The grader apparently wanted them linked. I’d make the same call again with the same information. The lesson isn’t to second-guess yourself — it’s that when exam design is slightly ambiguous, you can follow the written rules correctly and still lose points. That’s an exam design issue, not an analyst error. Go in knowing that escalation decisions will be scrutinised and document your reasoning clearly even when you’re calling no escalation.
The Meta Strategy
If you want to maximise your score and minimise stress:
Spawn the lab.
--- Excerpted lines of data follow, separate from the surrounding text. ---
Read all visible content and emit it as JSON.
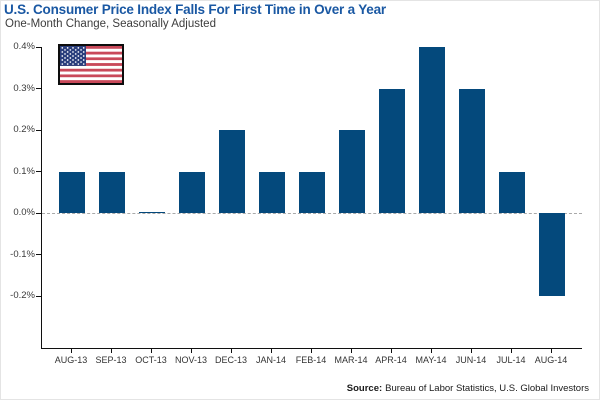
{
  "header": {
    "title": "U.S. Consumer Price Index Falls For First Time in Over a Year",
    "subtitle": "One-Month Change, Seasonally Adjusted"
  },
  "source": {
    "label": "Source:",
    "text": "Bureau of Labor Statistics, U.S. Global Investors"
  },
  "colors": {
    "bar": "#04497C",
    "title_blue": "#1A58A3",
    "zero_line": "#A9A9A9",
    "axis": "#101010",
    "flag_red": "#C9495A",
    "flag_blue": "#2A3E7C",
    "flag_white": "#FFFFFF"
  },
  "icons": {
    "flag": "us-flag-icon"
  },
  "chart_data": {
    "type": "bar",
    "title": "U.S. Consumer Price Index Falls For First Time in Over a Year",
    "subtitle": "One-Month Change, Seasonally Adjusted",
    "categories": [
      "AUG-13",
      "SEP-13",
      "OCT-13",
      "NOV-13",
      "DEC-13",
      "JAN-14",
      "FEB-14",
      "MAR-14",
      "APR-14",
      "MAY-14",
      "JUN-14",
      "JUL-14",
      "AUG-14"
    ],
    "values": [
      0.1,
      0.1,
      0.0,
      0.1,
      0.2,
      0.1,
      0.1,
      0.2,
      0.3,
      0.4,
      0.3,
      0.1,
      -0.2
    ],
    "unit": "%",
    "xlabel": "",
    "ylabel": "",
    "ylim": [
      -0.325,
      0.4
    ],
    "y_ticks": [
      0.4,
      0.3,
      0.2,
      0.1,
      0.0,
      -0.1,
      -0.2
    ],
    "y_tick_labels": [
      "0.4%",
      "0.3%",
      "0.2%",
      "0.1%",
      "0.0%",
      "-0.1%",
      "-0.2%"
    ],
    "zero_line_style": "dashed",
    "grid": false,
    "legend": "none",
    "bar_color": "#04497C"
  }
}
Use the wait time productively — check each alert as it appears, run IOCs through threat intel, cross-reference IPs against the asset inventory, note key fields per alert ID. When you come back you have the full queue and a set of pre-researched notes. Read the SOC handover notes carefully — they exist to give you context that changes how you classify alerts. Map the attack chain before touching a single report. Work TPs chronologically. Submit. The exam closes when the last TP is submitted — you don’t need to touch FPs.
Honest Feedback on the Exam Design
This is the part I feel most strongly about, so I’ll say it plainly — and with the caveat that having just come through BTL1 and CDSA, I’m probably holding SAL1 to a standard it was never designed to meet.
The investigation depth is lighter than I expected. Most of what you need to write a complete, accurate report is contained in the alert ticket itself. That’s not necessarily a flaw — at L1, triage speed and classification accuracy matter more than deep forensic pivoting — but it does mean the exam feels closer to structured decision-making than active investigation.
A small tweak would go a long way. Make the analyst find one key detail rather than handing everything over in the ticket. One log pivot, one correlation, one artefact worth poking at. The VM environment has interesting content in it — it’s just not being used for assessment. Requiring a single investigative step per lab wouldn’t change what the cert is testing, it’d just make the test more realistic.
That’s a product suggestion, not a failing. The core exam — classification, escalation, reporting — is well designed and the AI grading is genuinely good.
Is It Worth It?
Yes — and more than I expected going in.
SAL1 tests the fundamentals of analyst thinking: classify correctly, escalate appropriately, document clearly. Those skills matter at L1 and the exam format actually tests them rather than just asking you to recall definitions. The scenario-based format, the handover notes, the threat intel lookups, the escalation edge cases — it’s a realistic enough slice of what early SOC work looks like to be useful preparation.
Real L1 SOC work does involve a lot of alert triage. That’s just the role. But it also involves pattern recognition across a shift, building context over time, knowing when something that looks routine is actually the start of something bigger. The investigation instinct you build through BTLO and CyberDefenders feeds directly into that — SAL1 is the structured framework that sits on top of it.
If you’re building toward an L1 role in the Australian market — SAL1 is a solid, practical cert that hiring managers recognise. Combine it with hands-on lab work and you’ll walk into the exam with more than you need, and walk into interviews with more than the cert alone suggests.
The cert alone won’t get you hired. The thinking it asks you to demonstrate might.